In the Swansea of the fifties, there is only one thing for a boy to do when he gets a girl 'into trouble' and that is to marry her - and quickly. Blighted by an unhappy childhood, passionately in love for the first time in his life, Jack can't wait to do 'the right thing'. A happy family of his own is all he ever wanted but not even in his wildest dreams did he envisage a wife like Helen. Beautiful, intelligent and loving, Helen is headstrong enough to defy her family and convention for Jack and, when her father gives them his blessing, their future beckons assured and glittering - until tragedy strikes and tears them apart.

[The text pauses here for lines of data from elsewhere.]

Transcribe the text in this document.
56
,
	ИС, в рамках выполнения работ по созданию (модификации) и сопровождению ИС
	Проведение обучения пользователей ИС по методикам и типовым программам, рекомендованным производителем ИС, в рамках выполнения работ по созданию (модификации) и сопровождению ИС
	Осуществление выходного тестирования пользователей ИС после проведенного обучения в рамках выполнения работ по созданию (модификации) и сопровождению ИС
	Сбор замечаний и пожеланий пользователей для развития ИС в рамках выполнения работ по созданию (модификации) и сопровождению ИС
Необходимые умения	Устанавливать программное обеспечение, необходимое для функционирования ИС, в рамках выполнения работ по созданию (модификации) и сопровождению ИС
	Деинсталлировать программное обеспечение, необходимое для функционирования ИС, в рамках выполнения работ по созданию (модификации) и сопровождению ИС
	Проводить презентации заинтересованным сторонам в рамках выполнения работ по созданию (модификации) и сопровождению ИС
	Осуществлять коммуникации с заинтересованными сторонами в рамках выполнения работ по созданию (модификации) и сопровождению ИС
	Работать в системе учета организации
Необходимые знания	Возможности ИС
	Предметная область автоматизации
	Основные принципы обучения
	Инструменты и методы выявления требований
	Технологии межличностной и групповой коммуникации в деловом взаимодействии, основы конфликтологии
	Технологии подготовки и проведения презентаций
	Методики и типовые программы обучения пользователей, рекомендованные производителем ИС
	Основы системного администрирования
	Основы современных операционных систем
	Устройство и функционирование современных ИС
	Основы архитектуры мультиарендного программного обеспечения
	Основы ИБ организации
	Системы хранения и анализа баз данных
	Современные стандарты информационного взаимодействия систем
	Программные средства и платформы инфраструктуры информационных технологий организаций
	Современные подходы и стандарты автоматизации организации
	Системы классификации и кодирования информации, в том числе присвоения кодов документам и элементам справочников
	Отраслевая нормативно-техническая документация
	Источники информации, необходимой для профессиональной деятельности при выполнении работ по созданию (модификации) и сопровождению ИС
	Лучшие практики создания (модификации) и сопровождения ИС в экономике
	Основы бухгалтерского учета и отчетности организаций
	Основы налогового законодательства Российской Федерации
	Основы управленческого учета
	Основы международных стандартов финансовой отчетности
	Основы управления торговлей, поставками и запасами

Lily opened her arms as Katie climbed into bed beside her. Hugging her, she wondered why life wasn't the way they had imagined it would be when they were growing up. Then it had seemed so simple. All a girl had to do was meet the right man - preferably in a ballroom - fall in love and, after an idyllic courtship, marry him and make a perfect home for him to come home to every night. Eventually they'd have one or two children and live happily ever after. She was certain it had never crossed any of their minds that the man might already have a wife and be twenty years older. Or that one of them would have a miscarriage and be separated from her husband by National Service, or the man could live too far away to iron out any misunderstandings.
And her? Should she settle for Joe because he loved her, even if she could never love him back the way she loved Martin, who didn't seem to want her the way she did him? Was it possible to grow to love someone after marriage? Or perhaps more important, forget someone else?